Ella retiró la mano.
– No, no todos.
– Tal vez en tu nueva vida te resulte conveniente que Peter ya no esté.
Sólo sus ojos reaccionaron, un gesto de dolor.
Jake lo fulminó con la mirada.
– Oye, cabrón…
Lena agitó una mano para atajarlo.
– Ya hemos dicho suficiente. -Miró a Emil-. Dios mío, cómo puedes decirme eso…
Emil guardó silencio con la mirada clavada en la mesa.
Lena se acercó a la cómoda, abrió un cajón y sacó una fotografía.
– Tengo algo para ti -dijo acercándose a él otra vez-. La encontré entre mis cosas.
Emil sostuvo la fotografía, parpadeó y sus hombros se hundieron a medida que la observaba con más detalle; todo fue suavizándose en él, incluso la mirada.
– Mírate -dijo con voz queda.
– Y tú también -repuso Lena por encima de su hombro, con un tono tan íntimo que por un instante Jake creyó que ya no estaba en la misma habitación que ellos-. ¿Es esto lo que quieres?
Emil la miró, dejó la fotografía y se puso en pie. Le sostuvo la mirada un minuto más antes de volverse y, sin mediar palabra, se encaminó a la puerta del dormitorio y la cerró tras él.
Jake cogió la instantánea. Una pareja joven, abrazada en una pista de esquí, con los ojos desorbitados bajo gorros de lana, sonrisas tan amplias y blancas como la nieve que los rodeaba, tan jóvenes los dos que debían de ser otros.
– ¿De cuándo es? -preguntó.
– De cuando éramos felices. -Tomó la fotografía y la miró una vez más-. Ahí tienes a tu asesino. -La dejó en la mesa-. Voy a buscar a Erich. Tú puedes fregar los platos.

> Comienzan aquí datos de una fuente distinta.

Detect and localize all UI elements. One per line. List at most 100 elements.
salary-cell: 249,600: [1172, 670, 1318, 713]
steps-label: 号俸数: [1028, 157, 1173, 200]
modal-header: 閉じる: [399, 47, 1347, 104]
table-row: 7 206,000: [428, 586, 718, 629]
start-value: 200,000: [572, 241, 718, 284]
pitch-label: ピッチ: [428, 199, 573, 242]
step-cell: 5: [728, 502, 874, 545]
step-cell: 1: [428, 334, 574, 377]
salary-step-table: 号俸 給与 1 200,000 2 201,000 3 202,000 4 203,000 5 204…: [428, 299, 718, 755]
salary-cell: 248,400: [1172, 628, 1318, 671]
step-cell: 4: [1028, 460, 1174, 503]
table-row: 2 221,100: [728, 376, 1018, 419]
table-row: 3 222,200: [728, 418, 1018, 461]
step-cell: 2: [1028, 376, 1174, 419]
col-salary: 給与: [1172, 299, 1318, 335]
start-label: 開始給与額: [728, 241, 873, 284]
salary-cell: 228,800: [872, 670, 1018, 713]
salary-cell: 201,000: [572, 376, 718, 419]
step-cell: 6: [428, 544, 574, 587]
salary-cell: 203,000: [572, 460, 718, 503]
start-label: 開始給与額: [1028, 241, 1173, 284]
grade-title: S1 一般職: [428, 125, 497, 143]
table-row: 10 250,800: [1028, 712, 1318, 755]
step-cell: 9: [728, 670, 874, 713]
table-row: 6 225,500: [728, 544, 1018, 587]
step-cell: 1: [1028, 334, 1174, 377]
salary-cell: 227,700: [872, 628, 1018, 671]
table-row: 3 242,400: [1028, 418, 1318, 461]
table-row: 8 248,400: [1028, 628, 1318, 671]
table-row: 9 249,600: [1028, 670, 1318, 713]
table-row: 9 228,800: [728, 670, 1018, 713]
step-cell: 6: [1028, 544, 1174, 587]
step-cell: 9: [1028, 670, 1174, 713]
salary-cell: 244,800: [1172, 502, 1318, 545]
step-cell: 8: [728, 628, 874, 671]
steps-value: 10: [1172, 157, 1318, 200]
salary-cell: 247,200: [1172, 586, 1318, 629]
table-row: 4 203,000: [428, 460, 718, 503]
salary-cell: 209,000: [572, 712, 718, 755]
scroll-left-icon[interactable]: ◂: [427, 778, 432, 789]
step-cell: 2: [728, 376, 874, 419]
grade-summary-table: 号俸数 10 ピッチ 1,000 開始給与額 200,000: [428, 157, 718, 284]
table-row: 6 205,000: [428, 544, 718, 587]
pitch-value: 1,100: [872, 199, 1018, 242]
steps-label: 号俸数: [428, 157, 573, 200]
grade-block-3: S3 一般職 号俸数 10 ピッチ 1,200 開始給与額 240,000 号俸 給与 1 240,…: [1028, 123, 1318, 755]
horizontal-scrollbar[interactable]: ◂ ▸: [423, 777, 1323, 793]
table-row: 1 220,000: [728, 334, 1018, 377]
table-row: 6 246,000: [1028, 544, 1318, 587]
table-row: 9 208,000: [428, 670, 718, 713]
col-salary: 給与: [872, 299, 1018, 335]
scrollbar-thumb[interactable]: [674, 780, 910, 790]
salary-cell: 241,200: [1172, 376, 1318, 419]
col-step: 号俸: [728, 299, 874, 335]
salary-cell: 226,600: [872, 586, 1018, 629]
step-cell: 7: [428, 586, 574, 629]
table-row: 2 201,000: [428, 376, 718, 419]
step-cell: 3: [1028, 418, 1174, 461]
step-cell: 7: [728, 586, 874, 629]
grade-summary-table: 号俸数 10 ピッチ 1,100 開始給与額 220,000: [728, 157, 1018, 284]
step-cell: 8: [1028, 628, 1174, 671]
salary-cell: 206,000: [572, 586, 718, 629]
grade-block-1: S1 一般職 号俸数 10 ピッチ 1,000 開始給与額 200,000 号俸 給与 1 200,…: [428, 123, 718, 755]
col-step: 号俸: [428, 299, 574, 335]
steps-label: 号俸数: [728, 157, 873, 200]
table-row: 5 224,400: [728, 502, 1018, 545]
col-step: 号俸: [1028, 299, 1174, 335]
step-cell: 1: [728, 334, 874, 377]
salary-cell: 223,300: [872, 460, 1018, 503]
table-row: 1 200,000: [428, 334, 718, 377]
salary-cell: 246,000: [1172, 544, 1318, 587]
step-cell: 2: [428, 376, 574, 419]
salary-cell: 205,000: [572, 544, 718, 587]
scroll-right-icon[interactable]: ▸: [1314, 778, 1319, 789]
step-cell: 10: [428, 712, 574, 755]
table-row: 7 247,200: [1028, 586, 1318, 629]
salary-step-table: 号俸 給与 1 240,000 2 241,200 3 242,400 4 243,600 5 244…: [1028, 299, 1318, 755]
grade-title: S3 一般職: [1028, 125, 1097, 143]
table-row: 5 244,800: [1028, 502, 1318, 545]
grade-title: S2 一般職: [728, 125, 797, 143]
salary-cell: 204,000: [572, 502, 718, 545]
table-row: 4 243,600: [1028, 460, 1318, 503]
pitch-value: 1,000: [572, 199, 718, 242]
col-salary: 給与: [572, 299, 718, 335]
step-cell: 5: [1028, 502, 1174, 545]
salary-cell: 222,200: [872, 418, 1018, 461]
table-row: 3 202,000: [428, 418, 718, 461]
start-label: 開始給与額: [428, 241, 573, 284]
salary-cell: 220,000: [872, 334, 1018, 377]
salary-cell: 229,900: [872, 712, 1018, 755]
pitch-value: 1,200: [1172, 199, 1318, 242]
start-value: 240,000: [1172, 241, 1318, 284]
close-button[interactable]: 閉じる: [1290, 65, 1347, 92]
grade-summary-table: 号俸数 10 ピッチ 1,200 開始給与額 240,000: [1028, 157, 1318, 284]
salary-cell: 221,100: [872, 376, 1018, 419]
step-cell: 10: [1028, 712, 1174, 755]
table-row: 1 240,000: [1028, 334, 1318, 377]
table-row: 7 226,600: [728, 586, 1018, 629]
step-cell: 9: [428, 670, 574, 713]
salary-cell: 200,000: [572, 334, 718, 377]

«No me busque, yo los veré», le había dicho Gunther, y, de hecho, cuando Jake y Emil llegaron al desfile, no parecía estar por ninguna parte. Sin duda se había ocultado entre la multitud de uniformes que se aglomeraban en la Puerta de Brandeburgo y que se desparramaban sin orden aparente por el páramo de Tiergarten, a lo largo de Charlottenburgen Chausee. Los Aliados habían vencido incluso al tiempo: el cielo húmedo y encapotado se había tornado límpido y despejado para la marcha, con una brisa lo bastante intensa para hacer ondear las columnas de banderas. Carteles de Stalin, Churchill y Truman colgaban del arco, y entre las filas Jake vio cómo las tropas y los vehículos acorazados empezaban a avanzar hacia ellos por Unter den Linden: miles de soldados, y muchos más apiñados a lo largo del pavimento para vitorearles. Sólo había un puñado de civiles: buscadores de curiosidades con semblante adusto, pequeñas bandas de desplazados apáticos sin ningún otro lugar adonde ir, y las habituales camarillas de niños, para quienes cualquier evento constituía una distracción. El resto de Berlín se había quedado en casa. Por toda la gris avenida de tocones carbonizados y ruinas, los Aliados celebraban su victoria.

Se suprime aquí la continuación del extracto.